Place  /  Argument

Police Reform Doesn’t Work

A century of failed liberal attempts at policing reform in Minneapolis suggests that none of the city’s current proposals will prevent another George Floyd.

The violence of the MPD is, of course, part of a national story. As scholars such as Elizabeth Hinton, Stuart Schrader, and Naomi Murakawa have shown, modern, militarized U.S. policing arose collectively out of postwar liberalism: though its precise manifestation has varied regionally, all U.S. policing relies on a rationale of “security” as a pretext for regulating the behavior of poor people and communities of color that were the intended recipients of social reforms since the 1960s. Out of this has arisen everything from punitive “tough-on-crime” policies—historically popular across the political spectrum—to “preemptive” policing initiatives such as Broken Windows and Stop and Frisk.

Unfortunately, our collective notion of what would constitute ideal police reform has its roots in this same context of postwar liberalism, in which private responsibility and collective securitization remain the ultimate goods that are sought. Since World War II, liberals have emphasized regulating individual behavior to correct the inequalities that police often reinforce—the sanctity of Black communities contingent on the ability of the police to “restore peace.”

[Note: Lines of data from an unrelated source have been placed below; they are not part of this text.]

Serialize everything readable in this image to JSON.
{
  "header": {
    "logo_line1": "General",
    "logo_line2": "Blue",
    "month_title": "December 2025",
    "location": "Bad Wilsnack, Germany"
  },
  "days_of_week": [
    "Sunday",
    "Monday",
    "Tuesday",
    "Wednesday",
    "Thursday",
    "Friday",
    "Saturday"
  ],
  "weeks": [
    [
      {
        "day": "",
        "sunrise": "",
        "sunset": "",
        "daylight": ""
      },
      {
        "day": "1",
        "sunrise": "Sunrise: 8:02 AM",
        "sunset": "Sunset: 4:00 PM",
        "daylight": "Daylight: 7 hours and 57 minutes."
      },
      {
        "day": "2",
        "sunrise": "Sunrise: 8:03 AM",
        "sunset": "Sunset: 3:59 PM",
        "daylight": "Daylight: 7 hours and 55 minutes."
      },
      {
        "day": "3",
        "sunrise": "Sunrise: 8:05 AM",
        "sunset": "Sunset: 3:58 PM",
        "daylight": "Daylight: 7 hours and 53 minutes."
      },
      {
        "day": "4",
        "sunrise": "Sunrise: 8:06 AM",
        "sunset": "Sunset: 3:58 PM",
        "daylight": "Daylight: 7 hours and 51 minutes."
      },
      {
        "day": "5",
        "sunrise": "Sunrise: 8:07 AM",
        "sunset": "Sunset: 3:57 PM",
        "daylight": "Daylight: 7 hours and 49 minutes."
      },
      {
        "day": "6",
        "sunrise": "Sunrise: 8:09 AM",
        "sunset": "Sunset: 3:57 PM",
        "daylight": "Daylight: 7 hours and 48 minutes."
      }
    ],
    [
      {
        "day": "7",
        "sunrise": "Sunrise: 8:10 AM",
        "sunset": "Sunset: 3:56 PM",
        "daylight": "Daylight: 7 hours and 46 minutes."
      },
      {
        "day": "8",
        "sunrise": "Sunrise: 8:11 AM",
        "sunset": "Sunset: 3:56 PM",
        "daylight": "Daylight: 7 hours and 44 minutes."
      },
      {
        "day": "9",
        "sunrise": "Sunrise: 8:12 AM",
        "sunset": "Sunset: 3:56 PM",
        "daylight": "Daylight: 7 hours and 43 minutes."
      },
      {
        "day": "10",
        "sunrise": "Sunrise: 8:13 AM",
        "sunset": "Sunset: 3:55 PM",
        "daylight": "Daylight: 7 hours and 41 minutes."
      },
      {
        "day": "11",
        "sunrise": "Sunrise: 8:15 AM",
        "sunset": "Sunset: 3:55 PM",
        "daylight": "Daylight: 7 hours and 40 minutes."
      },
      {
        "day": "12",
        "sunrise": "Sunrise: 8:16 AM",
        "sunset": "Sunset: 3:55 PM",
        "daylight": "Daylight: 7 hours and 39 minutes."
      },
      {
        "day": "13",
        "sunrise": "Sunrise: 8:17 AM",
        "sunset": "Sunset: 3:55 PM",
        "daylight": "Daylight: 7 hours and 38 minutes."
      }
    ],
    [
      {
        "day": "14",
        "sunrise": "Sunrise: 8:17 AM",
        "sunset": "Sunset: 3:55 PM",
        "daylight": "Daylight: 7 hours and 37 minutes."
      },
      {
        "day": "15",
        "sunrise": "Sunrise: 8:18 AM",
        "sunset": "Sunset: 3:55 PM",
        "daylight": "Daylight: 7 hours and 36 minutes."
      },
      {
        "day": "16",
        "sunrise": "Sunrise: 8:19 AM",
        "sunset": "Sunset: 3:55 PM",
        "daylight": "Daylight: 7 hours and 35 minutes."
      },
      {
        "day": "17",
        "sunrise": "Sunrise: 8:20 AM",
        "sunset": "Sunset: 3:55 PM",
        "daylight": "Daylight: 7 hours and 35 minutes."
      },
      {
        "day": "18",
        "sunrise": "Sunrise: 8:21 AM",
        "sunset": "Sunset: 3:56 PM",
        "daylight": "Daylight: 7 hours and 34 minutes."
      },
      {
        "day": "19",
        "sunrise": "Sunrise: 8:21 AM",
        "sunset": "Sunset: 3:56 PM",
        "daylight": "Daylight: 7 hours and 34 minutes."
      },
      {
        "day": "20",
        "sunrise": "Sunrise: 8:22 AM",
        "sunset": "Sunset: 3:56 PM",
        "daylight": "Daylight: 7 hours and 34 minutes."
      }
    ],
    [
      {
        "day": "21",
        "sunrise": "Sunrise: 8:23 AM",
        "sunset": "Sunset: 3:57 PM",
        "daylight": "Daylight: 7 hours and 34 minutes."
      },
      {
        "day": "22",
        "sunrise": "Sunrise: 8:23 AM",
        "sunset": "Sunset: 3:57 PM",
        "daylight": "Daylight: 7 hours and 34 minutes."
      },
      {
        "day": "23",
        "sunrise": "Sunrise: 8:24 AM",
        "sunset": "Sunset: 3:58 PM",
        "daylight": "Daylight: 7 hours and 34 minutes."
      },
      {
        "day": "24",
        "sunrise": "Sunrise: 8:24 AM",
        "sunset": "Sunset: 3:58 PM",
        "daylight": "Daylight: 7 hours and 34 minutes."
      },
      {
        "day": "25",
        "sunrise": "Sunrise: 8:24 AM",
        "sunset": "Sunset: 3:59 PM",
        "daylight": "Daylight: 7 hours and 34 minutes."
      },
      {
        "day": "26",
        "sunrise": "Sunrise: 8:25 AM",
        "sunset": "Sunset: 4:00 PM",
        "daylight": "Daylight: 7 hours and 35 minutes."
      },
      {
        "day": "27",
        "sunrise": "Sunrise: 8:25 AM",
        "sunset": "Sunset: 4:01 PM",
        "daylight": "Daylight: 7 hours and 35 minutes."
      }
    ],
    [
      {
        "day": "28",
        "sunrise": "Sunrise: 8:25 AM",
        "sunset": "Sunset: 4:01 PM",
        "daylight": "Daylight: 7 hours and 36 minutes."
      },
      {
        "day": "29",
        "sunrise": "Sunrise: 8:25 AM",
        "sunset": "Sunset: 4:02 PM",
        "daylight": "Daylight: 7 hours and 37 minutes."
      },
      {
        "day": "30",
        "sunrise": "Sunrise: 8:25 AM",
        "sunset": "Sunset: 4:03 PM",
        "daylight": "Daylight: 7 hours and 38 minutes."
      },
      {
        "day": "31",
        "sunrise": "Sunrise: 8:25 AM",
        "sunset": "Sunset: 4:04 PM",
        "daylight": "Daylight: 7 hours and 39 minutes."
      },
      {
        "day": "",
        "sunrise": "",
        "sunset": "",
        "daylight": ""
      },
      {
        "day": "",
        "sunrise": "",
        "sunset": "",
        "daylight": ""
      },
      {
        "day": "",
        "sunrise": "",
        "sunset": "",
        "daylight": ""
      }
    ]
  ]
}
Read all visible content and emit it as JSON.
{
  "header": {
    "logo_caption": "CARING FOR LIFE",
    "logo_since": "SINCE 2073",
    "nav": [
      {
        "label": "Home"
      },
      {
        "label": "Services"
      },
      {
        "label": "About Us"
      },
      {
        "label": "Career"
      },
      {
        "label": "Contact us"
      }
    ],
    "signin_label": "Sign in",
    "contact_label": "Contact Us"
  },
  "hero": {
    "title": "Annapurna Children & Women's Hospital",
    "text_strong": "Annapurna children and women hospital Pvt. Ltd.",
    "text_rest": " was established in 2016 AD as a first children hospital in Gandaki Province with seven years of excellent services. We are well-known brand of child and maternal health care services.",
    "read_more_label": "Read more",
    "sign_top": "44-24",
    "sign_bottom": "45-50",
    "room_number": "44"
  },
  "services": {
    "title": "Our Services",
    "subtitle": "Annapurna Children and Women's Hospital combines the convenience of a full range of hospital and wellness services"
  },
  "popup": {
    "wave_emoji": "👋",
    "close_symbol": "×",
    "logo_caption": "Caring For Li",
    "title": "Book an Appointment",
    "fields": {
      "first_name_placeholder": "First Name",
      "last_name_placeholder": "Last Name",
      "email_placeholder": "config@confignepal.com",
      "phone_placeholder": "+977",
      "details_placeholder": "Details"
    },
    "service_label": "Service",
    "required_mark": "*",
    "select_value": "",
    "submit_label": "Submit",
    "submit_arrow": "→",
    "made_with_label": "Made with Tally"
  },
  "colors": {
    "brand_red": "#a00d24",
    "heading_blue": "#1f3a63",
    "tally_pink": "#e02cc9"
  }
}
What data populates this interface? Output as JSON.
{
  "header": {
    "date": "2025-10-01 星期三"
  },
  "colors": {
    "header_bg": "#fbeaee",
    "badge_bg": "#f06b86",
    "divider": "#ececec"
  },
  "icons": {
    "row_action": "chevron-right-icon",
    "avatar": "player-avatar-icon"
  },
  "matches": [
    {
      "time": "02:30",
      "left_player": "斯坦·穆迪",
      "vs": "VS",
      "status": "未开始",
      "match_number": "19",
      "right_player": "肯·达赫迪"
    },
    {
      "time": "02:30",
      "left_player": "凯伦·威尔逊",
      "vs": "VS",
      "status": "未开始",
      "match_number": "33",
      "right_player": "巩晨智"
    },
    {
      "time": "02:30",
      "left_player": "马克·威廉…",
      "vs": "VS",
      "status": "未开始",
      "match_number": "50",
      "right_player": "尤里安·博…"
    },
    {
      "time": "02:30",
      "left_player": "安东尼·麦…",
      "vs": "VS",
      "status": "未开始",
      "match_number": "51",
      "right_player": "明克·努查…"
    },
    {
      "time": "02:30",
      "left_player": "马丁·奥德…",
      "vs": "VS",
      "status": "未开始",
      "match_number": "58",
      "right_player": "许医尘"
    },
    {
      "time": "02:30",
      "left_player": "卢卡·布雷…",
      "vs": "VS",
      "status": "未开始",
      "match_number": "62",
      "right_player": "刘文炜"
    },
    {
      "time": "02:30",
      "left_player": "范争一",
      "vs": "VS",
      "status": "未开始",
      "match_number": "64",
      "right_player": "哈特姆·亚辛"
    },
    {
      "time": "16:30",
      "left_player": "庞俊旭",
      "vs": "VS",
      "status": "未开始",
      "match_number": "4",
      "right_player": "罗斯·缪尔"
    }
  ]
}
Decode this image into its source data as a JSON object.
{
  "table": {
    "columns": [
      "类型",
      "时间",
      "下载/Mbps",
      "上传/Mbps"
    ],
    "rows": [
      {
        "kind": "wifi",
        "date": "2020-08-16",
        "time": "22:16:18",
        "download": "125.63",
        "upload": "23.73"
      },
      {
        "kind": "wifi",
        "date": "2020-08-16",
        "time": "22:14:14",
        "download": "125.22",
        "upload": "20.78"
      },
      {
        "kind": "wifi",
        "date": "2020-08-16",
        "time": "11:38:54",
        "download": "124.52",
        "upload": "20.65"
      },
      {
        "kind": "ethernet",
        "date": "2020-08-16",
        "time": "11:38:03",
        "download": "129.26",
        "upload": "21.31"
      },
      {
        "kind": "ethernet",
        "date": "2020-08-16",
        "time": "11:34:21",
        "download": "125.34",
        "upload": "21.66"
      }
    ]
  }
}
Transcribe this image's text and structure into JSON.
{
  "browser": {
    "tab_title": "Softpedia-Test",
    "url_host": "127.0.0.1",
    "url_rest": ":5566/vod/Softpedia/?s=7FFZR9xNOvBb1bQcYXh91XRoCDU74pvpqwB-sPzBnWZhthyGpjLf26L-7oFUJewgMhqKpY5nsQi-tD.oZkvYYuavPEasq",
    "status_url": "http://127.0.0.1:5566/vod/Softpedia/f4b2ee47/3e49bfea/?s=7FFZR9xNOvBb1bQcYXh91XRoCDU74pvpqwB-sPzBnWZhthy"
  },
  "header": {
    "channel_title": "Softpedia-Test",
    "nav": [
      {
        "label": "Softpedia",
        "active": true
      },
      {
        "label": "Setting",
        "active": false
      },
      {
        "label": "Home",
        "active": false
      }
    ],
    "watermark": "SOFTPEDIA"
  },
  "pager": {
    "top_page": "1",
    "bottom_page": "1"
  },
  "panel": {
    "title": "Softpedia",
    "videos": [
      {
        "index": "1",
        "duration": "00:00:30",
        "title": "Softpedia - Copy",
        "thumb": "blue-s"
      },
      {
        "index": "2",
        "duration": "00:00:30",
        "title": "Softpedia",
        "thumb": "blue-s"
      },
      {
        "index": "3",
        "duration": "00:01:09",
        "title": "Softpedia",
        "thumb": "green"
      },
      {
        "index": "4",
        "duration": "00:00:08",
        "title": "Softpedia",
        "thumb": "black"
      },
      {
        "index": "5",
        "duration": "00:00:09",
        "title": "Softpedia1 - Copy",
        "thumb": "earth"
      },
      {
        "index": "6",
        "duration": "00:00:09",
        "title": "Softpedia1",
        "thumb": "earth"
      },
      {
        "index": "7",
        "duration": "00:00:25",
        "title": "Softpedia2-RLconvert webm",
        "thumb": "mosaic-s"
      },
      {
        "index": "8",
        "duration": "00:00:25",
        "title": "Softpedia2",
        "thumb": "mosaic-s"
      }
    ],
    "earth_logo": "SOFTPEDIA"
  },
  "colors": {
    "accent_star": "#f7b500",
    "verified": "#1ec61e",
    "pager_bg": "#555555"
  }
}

In the specific case of Minneapolis, for example, the failure to curtail police brutality—despite numerous waves of well-intentioned liberal reform efforts beginning as early as the 1920s—derives precisely from the limitations of those who sought transformative racial justice, not because of the efforts of reactionaries to undermine those reforms. At many points in the postwar history of Minneapolis, police reform efforts were led by the very progressives who had helped militarize the MPD in the first place.

This was in no small part a result of progressive ideological commitments about the origins of racist policing. Believing that racist policing was mainly caused by what we’d now call implicit bias, Minneapolis progressives sought to remake the psychology of white police officers, compelling cops to interrogate their biases—all while encouraging greater presences of police officers in Black communities and while downplaying systemic and overt racism. Minneapolis progressives thus approached police reform with the premise that policing could be made more effective, more precise—and that better, not less, policing was essential to racial justice and improved race relations.

This legacy still overshadows police reform in Minneapolis, and the recounting of this history that follows—of how so many good-faith efforts failed catastrophically—should leave us deeply skeptical about the enterprise of police reform in its entirety. If Minneapolis and the nation are to escape the shadow of failed decades of police reform, they must reckon with this history. And they likely need to jettison the rubric of police reform and seek out more promising ways of conceptualizing the path toward racial justice and a society free from violence.